Là où vous mettez vos richesses…
Hier matin, j’ai décidé d’aller faire mes courses en ville. Après une demi-heure perdue dans les rues encombrées de véhicules, il m’a fallu descendre au 4e sous-sol du parking souterrain pour trouver une place. Le centre commercial était bondé. J’ai dû jouer des coudes pour accéder aux légumes, et choisir entre du bio venant de loin, du local pas bio, du hors-sol et du pleine-terre. Au rayon frais, j’ai eu du mal à trouver un simple yogourt nature, perdu entre les demi-écrémés, lactose free et autre bifidus. Et je ne vous parle même pas du rayon de nourriture pour animaux, entre la pâtée « aussi belle que bonne » et « celle que votre chat achèterait ».
Au milieu de ces montagnes de nourriture et de biens de consommation, agressé visuellement et auditivement par des annonces publicitaires, bousculé par des clients avides de remplir leur caddie, je me suis arrêté, pris de tournis. J’ai regardé autour de moi et me suis dit : « mais dans quel monde vivons-nous ? ». Et puis je me suis rappelé que nous étions en période de carême, ces quarante jours avant Pâques où, dans la tradition chrétienne, nous sommes invités à nous détacher des biens matériels, à méditer et à prier. En voyant le monde se presser dans ce temple de la consommation, j’ai dû me rendre à l’évidence : le carême n’est plus beaucoup suivi de nos jours !
Pourtant je sais que pour certaines et certains, cette période garde encore une signification particulière, dans laquelle on peut par exemple se passer de certains aliments, se retrouver en paroisse autour d’une soupe ou encore vivre en groupe l’expérience enrichissante d’un jeûne de sept jours.

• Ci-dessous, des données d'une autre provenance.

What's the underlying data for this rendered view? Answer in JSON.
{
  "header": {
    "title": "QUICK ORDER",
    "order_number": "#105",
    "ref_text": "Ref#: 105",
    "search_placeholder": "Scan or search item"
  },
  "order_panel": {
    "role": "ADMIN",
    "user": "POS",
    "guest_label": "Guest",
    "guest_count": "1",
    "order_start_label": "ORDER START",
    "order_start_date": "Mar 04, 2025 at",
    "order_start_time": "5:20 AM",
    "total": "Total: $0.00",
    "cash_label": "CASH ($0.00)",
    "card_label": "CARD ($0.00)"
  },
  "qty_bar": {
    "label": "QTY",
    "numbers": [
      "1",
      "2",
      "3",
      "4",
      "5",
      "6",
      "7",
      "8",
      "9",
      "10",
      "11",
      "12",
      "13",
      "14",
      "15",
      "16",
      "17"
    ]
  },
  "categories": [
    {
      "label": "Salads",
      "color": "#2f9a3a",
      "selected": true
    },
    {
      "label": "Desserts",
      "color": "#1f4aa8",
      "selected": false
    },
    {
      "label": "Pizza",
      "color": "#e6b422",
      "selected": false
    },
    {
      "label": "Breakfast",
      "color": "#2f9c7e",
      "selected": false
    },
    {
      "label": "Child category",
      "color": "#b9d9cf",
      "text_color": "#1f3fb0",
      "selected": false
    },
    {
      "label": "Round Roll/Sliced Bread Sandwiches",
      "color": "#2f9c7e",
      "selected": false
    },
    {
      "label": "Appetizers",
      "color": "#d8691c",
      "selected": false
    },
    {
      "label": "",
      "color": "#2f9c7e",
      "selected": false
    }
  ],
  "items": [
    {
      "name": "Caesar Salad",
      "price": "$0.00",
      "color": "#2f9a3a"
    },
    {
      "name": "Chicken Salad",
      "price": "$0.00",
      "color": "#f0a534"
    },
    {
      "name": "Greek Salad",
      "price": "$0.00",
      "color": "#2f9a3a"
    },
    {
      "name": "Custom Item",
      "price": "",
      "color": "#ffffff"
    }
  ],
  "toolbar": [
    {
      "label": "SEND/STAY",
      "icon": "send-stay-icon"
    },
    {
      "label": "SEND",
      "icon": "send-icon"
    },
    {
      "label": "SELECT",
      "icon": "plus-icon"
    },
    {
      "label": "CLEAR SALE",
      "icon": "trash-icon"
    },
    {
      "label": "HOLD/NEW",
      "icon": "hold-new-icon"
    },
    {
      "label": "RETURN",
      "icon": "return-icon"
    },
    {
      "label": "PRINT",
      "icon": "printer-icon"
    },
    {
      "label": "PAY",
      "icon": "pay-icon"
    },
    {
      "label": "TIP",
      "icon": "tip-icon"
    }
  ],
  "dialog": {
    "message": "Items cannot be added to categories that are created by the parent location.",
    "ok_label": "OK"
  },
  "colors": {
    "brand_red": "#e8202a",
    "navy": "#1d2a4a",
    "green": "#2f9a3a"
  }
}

Dans notre société de surabondance, de surproduction et de surconsommation, où les inégalités entre les plus riches et les plus pauvres prennent des dimensions abyssales, le carême garde pourtant tout son sens. Il nous invite à prendre un temps d’arrêt pour réfléchir à notre rapport aux biens matériels, à notre impact sur le monde et sur notre environnement, un temps pour s’ouvrir à un peu plus de spiritualité et de solidarité. Et peut-être pour méditer cette phrase de l’Évangile : « Là où vous mettez vos richesses, c’est là aussi que vous mettez votre cœur ».